5. As I explained earlier, CBO does not even bother to report projections when public debt exceeds 250 percent of GDP. The conventional wisdom — based on several studies — is that the rate of a country’s economic growth slows measurably once public debt exceeds 100 percent of GDP.

6. After reporting that public debt would reach 200 percent of GDP even after taking into account all the efforts to slow spending over the past two years — e.g., the enactment of the American Taxpayer Relief Act on January 2, 2013, the Budget Control Act (BCA) in 2011, and the sequester and other automatic spending reductions under the BCA — the PGPF report states that “This unsustainable debt trajectory would be damaging to economic growth long before then, forcing policymakers to act much sooner to prevent a serious fiscal crisis and preserve national prosperity [emphasis added].”

7. In its most recent “Long-Term Budget Outlook,” CBO declared, “To keep deficits and debt from climbing to unsustainable levels, as they will if the set of current policies is continued, policymakers will need to increase revenues substantially above historical levels as a percentage of GDP, decrease spending significantly from projected levels, or adopt some combination of those two [emphasis added]."

8. On February 9, 2011, Federal Reserve Chairman Ben Bernanke testified before Congress that "By definition, the unsustainable trajectories of deficits and debt that the CBO outlines cannot actually happen, because creditors would never be willing to lend to a government with debt, relative to national income, that is rising without limit."

9. As GAO notes, “Since 2003, Congress has taken a series of legislative actions to override scheduled reductions in physician payment rates that would otherwise occur under law. Physician fee updates set by Congress have averaged 0.9 percent per year over this period” (p. 8). The latest step in this charade came from the fiscal cliff bill, which included a provision to avert the 26.5 percent cut in physician fees that otherwise would have been required by the sustainable growth rate formula (SGR) created under BBA.

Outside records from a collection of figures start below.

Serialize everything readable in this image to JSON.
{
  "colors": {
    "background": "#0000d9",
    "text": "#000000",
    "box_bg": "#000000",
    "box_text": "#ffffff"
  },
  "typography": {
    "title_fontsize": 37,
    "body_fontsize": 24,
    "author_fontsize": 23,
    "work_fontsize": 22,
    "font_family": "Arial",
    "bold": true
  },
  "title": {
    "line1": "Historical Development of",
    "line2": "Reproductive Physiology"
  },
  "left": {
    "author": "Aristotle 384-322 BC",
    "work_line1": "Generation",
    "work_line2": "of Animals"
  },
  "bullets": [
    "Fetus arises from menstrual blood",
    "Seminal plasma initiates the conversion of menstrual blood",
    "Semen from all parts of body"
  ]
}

10. These assumptions are codified in Table 2 of the GAO report. They refer to the fall 2010 report put out by GAO. The GAO report also provided updated projections conducted in 2012, which use slightly different assumptions, codified in Table 4. But what readers should understand is that GAO’s analysis of the impact of Obamacare is based on comparing its fall 2010 projections to its January 2010 projections. That is the basis for the chart shown earlier and it is the basis for the calculation that Obamacare will add $6.2 trillion to the deficit compared to what would have happened otherwise. GAO’s explanation for why it relied on its 2010 projections rather than its 2012 projections is simple: “While we describe changes to federal health care spending when relevant to PPACA, we focus on the changes between our January 2010 and fall 2010 simulations, since this minimizes the effects of other legislative or technical changes unrelated to PPACA on our long-term simulations and can provide a general estimate of the act’s effects on the long-term fiscal outlook [emphasis added]” (p. 3). For readers who might be concerned that relying on “old” data might lead to erroneous conclusions, keep in mind that GAO found “The results of our more recent fall 2012 simulations for spending on Medicaid, CHIP, and exchange subsidies do not differ significantly from the results from the fall 2010 simulations that were run not long after the enactment of PPACA” (p. 50).